US president, Donald Trump, announced the possible suspension of all crude oil imports from Saudi Arabia, in an attempt to support the US economy, during the current recession.
With US crude oil storage facilities full, the government may block 40 million barrels of oil from entering US waters.
Concerns are rising over the total amount of oil carried by tankers, which is seven times larger than the usual Saudi export to the US. It is estimated that the “oil dumping” will further decrease oil prices, a drop never experienced by the US markets. Oil prices have also reached a 21-year low on a global scale.
The message was clear by US senator Ted Cruz, who tweeted an unapologetic post: “My message to the Saudis: TURN THE TANKERS THE HELL AROUND.”
The loud response by the US government was fuelled by the results of an exacerbated US market. The coronavirus pandemic has caused a sharp decrease in oil demands for the US, while production and supply do not seem to be affected or slow down. US traders were paying to get rid of the oil, since storage space is becoming limited by the minute. And that is not all. The sharp oil price decrease is threatening to bankrupt the entire US oil industry.
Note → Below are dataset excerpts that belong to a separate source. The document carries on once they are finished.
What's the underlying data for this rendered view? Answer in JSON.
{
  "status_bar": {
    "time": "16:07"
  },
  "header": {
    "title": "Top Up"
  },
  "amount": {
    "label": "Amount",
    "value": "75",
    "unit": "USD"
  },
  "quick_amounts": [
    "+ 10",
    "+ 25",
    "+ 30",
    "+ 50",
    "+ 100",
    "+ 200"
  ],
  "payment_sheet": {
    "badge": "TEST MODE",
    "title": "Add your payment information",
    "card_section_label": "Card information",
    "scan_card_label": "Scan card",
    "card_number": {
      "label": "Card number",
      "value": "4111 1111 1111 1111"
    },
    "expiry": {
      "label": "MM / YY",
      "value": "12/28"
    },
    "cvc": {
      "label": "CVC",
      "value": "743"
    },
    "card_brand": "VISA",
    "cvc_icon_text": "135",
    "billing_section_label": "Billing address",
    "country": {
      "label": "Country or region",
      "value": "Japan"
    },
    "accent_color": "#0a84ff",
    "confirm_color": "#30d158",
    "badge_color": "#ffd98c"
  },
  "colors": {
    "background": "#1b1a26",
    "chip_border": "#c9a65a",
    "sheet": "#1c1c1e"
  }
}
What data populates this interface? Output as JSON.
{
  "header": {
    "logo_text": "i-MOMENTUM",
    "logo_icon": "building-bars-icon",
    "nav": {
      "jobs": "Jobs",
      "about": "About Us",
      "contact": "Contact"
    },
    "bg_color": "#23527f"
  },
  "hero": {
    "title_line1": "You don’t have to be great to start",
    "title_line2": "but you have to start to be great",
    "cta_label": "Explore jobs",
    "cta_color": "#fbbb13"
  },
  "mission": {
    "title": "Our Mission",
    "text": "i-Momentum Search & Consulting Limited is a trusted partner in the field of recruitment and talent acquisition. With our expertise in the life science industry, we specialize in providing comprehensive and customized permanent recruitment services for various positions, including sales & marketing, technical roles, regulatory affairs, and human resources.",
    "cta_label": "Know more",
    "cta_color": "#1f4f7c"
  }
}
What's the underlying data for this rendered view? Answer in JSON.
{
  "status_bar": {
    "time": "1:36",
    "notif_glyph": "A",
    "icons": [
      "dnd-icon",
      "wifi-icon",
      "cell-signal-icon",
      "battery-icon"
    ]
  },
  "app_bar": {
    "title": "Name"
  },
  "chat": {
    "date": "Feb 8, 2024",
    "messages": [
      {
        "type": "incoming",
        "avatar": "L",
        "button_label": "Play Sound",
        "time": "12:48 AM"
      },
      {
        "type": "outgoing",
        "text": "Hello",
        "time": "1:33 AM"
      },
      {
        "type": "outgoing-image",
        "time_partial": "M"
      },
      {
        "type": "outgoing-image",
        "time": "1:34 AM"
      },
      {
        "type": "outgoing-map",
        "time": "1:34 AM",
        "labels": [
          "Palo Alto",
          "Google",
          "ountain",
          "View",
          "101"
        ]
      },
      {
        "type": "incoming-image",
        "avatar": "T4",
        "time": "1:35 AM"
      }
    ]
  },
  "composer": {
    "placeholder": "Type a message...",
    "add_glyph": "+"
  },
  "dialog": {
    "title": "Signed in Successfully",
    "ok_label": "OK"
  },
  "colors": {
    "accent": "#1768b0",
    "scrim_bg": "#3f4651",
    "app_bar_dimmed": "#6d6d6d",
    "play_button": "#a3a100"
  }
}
Saudi Arabia must quickly find an alternative route to European or Asian oil storage facilities. It is estimated that the largest oil storage facility in America will run out of space within the next three weeks, while global facilities may also be full by the end of next month.
The US government has spoken openly about plans on either implementing extremely high import tariffs on crude oil or block oil imports altogether. In case the first option takes place, the government will use the funds as a stimulus for the oil industry, by buying domestic crude oil supplies.
US President Trump describes the sharp drop as a short-term phenomenon and attributes it to the lack of demand due to the enforced lockdown. However many blame him for downplaying the importance of the crisis from early on.
Denying access to oil storage facilities the US is likely to put pressure on the relations between Washington and Riyadh. And this comes after the events in March, when the US called on Saudi Arabia to leave the OPEC and threatened to withdraw its military forces stationed in the country.